As for your question, first let's explain a prop bet. It's short for, "propositional bet" and it's something the bookmakers in Las Vegas came up with the 1980s when there was a run of blowouts in the Super Bowl and players would leave after the games got out of control. So they put out prop bets - propositions that were different than the main bets about which team would win and how many points would be scored.
At first, the prop bets did not take off, but then the Fridge scored and all the gamblers in Vegas scored and prop bets took off. That's right, gamblers got something like 8-to-1 odds betting on whether William "The Refrigerator" Perry would score a touchdown when the Bears whipped the Pats in after the 1985 season. Everyone had Fridge fever and the house lost millions. Prop bets are now as much a part of the Super Bowl as old halftime acts, five-hour pregame shows and that guy that gets a little overserved at your Super Bowl party and breaks something. So it goes.
Now, back to your question - and love the tidbits on the Royal Wedding prop bets, here's saying that the London bookmakers are offering untold number of props, even something like a 20-to-1 offering if someone in the wedding party falls. Awesome stuff.
Here's our top 5 - and most of these stories involve professional poker players since they are, you know, gambling addicts - and since we have already written like 7,000 words, we're going to try to move quickly. That's right, a top five, each in 20 words or less (or a 5-in-20 by the 5-at-10):
5) The crazy number games that involve multiple sports: Some Super Bowl prop bets now cross sports, like which will be higher, a receiver's yards or a golfer's score.
4) "The Contest" on Seinfeld. Master of your domain. Kramer's out in like 4 minutes. The episode that catapulted one of TV's true Mount Rushmore comedies.
3) Legendary kids' division: Rumor has it Dr. Suess won $50 for writing "Green Eggs and Ham" with just 50 different words.
2) The Biggest Loser (seriously): Poker player Ted Forrest collected $2 million from Mike Matusow by losing 50 pounds in less than two months.
1) He can make it anywhere, except Des Moines, Iowa: John Hennigan bet six figures that he could live in Des Moines for six weeks. He lasted two days.
Hello Coach 5@10,
I just wanted to get your take on Cuonzo Martin's first few weeks of recruiting and if you think he will land anymore signees for next year's class. Also, I wonder if there were any of those secret handshakes going on with Kevin Ware signing with Central Florida. Jay, how in the world can you sign with Central Florida after just being visited by Ricky P.?
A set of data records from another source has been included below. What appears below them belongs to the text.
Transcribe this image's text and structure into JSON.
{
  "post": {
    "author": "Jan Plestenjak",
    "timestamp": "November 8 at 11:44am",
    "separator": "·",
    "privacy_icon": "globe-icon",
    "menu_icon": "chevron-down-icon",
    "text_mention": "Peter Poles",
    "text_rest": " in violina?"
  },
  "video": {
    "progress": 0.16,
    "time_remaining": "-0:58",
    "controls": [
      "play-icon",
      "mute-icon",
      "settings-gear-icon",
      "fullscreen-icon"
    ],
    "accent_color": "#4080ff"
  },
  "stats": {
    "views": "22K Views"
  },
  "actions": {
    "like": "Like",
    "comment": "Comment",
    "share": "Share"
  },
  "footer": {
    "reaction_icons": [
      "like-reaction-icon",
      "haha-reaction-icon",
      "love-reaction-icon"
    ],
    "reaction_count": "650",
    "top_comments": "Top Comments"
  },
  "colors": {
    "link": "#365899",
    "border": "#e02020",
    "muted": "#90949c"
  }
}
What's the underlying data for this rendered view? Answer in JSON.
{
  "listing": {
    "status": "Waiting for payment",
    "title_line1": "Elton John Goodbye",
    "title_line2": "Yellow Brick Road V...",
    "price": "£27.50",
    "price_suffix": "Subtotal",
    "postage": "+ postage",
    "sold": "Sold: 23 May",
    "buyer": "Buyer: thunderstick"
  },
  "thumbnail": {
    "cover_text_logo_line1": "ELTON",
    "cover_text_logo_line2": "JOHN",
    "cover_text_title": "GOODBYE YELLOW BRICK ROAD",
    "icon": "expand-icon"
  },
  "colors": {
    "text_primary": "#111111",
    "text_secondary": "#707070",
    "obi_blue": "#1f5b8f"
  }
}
Thanks for bringing us back. The 5-at-10 thinks Martin is a stand-up guy, and that's a big bonus for a program that needs some structure right now.
He seems to be a good coach - our TFP college hoops ace Mark Wiedmer was impressed with the open practice parts he witnessed earlier this month.
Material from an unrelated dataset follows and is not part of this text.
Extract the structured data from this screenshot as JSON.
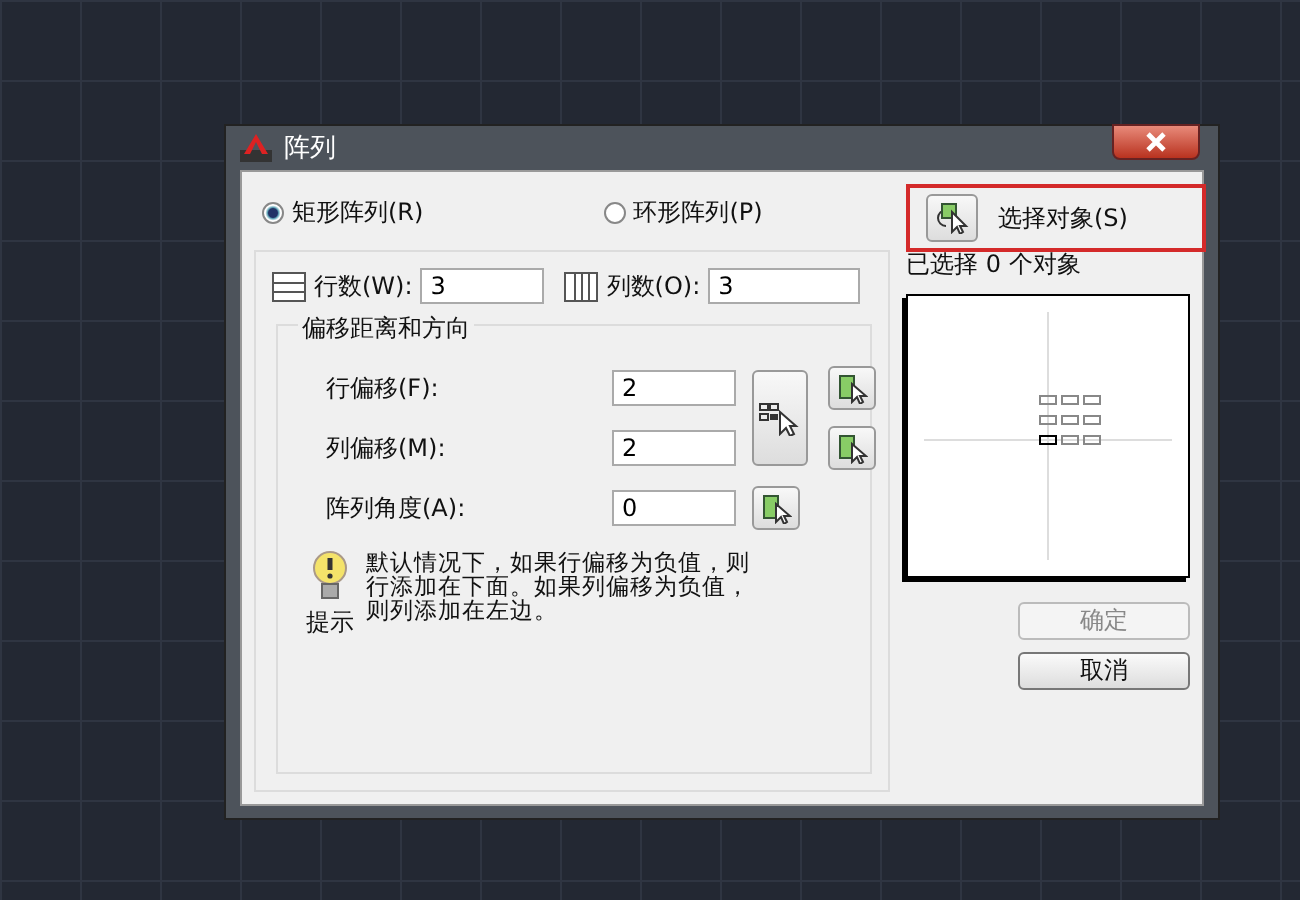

That said, he's been dealt a tough hand. If Scotty "High-Top Fade" Hopson and Tobias Harris leave, on paper this could be the least talented Vols team since early in the Buzz Peterson days. Yeah, that's not good.
As for his recruiting efforts, he's landed a couple of athletic guards that he's comfortable with, and it doesn't look like there will be any more in this class. And that's not a bad thing. Considering the situation and UT's current scenario (let's face it, even after dismissing Bruce Pearl, the Vols are still in NCAA timeout until at least June and maybe longer) one late addition this year is not going to be that big of a difference-maker. The blue-chippers are signed and sealed, so waiting and holding that scholarship for a difference-maker in the next class seems like the prudent play.
As for Kevin Ware, maybe the lure of playing with Michael Jordan's son at UCF was too much, but the 5-at-10 shares your point of view. If Ricky Pitino is coming to town, we're going to listen. (Unless, of course, he wants to tell us what's the after-hours special at a Louisville Italian restaurant. No thanks.)